Aurora Tech Award announces top 100 female founders
The Aurora Tech Award, the only global award dedicated to supporting outstanding female tech founders from emerging markets, has unveiled its Top 100 founders to watch for 2026. This year, a record 3,400 applications were submitted from 127 countries, reflecting unprecedented growth from last year’s 2,018 submissions across 116 nations.
The Top 100 highlights the global breadth of women-led innovation, with the highest number of applications coming from Nigeria, Kazakhstan, Kenya, Colombia, Egypt, Brazil, India, Chile, Pakistan, and Mexico.
Key Sector Trends
Healthtech remains the strongest sector across the Top 13 countries represented. This year’s cohort includes 23 health-focused startups, continuing last year’s trend when healthtech also led the field. Founders are tackling many aspects of this sector, including wellbeing, longevity, digital medical tools, productivity platforms, life sciences, sports tech and more. Across these sectors, women founders consistently gravitate toward solving real, tangible problems rooted in their local communities, which strongly shapes the types of innovations emerging from each region.
Along with healthtech, agritech and edtech remain highly relevant, reflecting ongoing global demand and innovation in these sectors. AI continues its rapid expansion across these solutions, paired with blockchain and IoT technologies. In addition, this year saw a rise in fintech representation with 19 fintech startups included in the Top 100. This increase is partly due to the introduction of a dedicated fintech track in partnership with inDrive.Money which drew high-quality founders developing solutions in financial inclusion, digital payments, lending, and broader fintech innovation across emerging markets.
HR tech applications were dominated by founders from Latin America, followed by Africa and MENA, while agritech entries primarily from Africa and LATAM remain focused on B2B business models. Edtech has also retained its relevance, with 18 startups demonstrating some of the highest adoption of AI-driven tools.
Across regions like Kenya, Nigeria, and South Africa, agritech and foodtech startups stand out, highlighting both agricultural innovation and growing demand for energy solutions essential for the sector’s development.
Global Patterns and Founder Insights
Across all top countries, AI consistently shows up as a core enabling technology within the leading sectors, highlighting its role as a universal driver of innovation.
Two notable insights from this year’s applications:
- AI adoption is particularly prominent in healthtech and edtech, becoming a standard component of product development.
- Founders increasingly align their missions with the UN Sustainable Development Goals (SDGs), signaling a shift toward impact-driven entrepreneurship.
Business model trends show a strong lean toward B2B, especially in Chile (84%), India (79%), and Peru (69%), reflecting market maturity and demand for enterprise solutions.

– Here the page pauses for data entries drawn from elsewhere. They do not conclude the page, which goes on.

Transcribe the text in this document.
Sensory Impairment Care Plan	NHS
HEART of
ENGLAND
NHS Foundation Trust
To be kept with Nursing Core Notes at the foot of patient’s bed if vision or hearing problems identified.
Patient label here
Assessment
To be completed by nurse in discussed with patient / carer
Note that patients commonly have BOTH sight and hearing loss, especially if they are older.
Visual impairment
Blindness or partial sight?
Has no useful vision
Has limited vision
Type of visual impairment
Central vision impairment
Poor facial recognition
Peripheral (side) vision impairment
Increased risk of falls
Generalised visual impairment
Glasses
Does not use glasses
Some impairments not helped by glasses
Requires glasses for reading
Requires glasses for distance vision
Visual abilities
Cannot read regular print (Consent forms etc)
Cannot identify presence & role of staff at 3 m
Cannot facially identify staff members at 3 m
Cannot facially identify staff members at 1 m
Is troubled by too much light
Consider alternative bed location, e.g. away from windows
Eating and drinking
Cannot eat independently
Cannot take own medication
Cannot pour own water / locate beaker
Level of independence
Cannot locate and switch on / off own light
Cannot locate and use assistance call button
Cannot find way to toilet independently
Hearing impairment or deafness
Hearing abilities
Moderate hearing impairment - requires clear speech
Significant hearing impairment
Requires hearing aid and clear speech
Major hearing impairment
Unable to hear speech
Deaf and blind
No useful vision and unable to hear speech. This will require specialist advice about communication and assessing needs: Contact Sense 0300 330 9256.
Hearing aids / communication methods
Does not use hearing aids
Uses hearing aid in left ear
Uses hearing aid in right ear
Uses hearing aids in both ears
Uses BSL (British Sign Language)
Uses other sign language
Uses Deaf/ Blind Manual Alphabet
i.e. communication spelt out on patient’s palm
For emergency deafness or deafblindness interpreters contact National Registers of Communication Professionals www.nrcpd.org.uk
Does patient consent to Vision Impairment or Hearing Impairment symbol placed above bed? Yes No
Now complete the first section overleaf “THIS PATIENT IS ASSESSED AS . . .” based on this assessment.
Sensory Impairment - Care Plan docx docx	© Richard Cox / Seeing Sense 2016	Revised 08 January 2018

The award’s open call also provides insight into how much capital early-stage founders are seeking across emerging markets. Startups from India are pursuing the highest average investment, at roughly $1.25 million, followed by those in Kenya at around $840,000 and Colombia at approximately $620,000. Founders in Egypt seek close to $540,000, while those in Nigeria are looking for about $510,000 in funding.
Several other countries show more moderate capital needs, generally under $500,000—including Mexico (about $500,000), Brazil and South Africa (both just under $480,000), Pakistan (around $460,000), Chile (nearly $400,000), and Kazakhstan (around $380,000).
The least capital-seeking applicants come from Peru and Morocco, where founders are looking for approximately $300,000–$340,000 to grow their ventures.
“From more than 3,400 applications, our Top 100 represent the top three percent—truly exceptional founders. They’re building commercially powerful, category-defining companies that solve real problems their communities and markets face. We’re thrilled they chose to apply and proud to spotlight their impact” said Isabella Ghassemi-Smith, Head of the Aurora Tech Award.
VC & Investor Network Reach
Aurora’s venture network now spans four major regions—LATAM, MENA, Africa, and South Asia. Together, these regions represent roughly 70% of the world’s emerging-market innovation hubs, demonstrating both the global investor appetite for the new wave of female founders and Aurora’s growing ability to unlock downstream capital by aligning the right startups with the right investors.
The Aurora Tech Award empowers the most ambitious female founders in emerging markets with more than recognition. Winners receive up to US$50,000 in non-dilutive funding, tailored support and resources, and access to an industry-leading network of investors and experts. They also gain global visibility and media exposure, helping to amplify their business impact and scale solutions that shape the future.
Last year’s Aurora Tech Award ceremony in Cairo celebrated the achievements of exceptional female founders from emerging markets. The 2025 winners were Solape Akinpelu (HerVest, Nigeria) in first place, Loretxu Garcia Arraztoa (Nido Contech, Chile) in second, and Shreya Prakash (FlexiBees, India) in third, Laura Velásquez Herrera (Arkangel AI, Colombia) and Leonie Korn (UpLeap, Switzerland) in fourth and fifth places respectively.
The number of top finalists is set to be announced in February 2026, with the winners being celebrated at a global ceremony later in the year.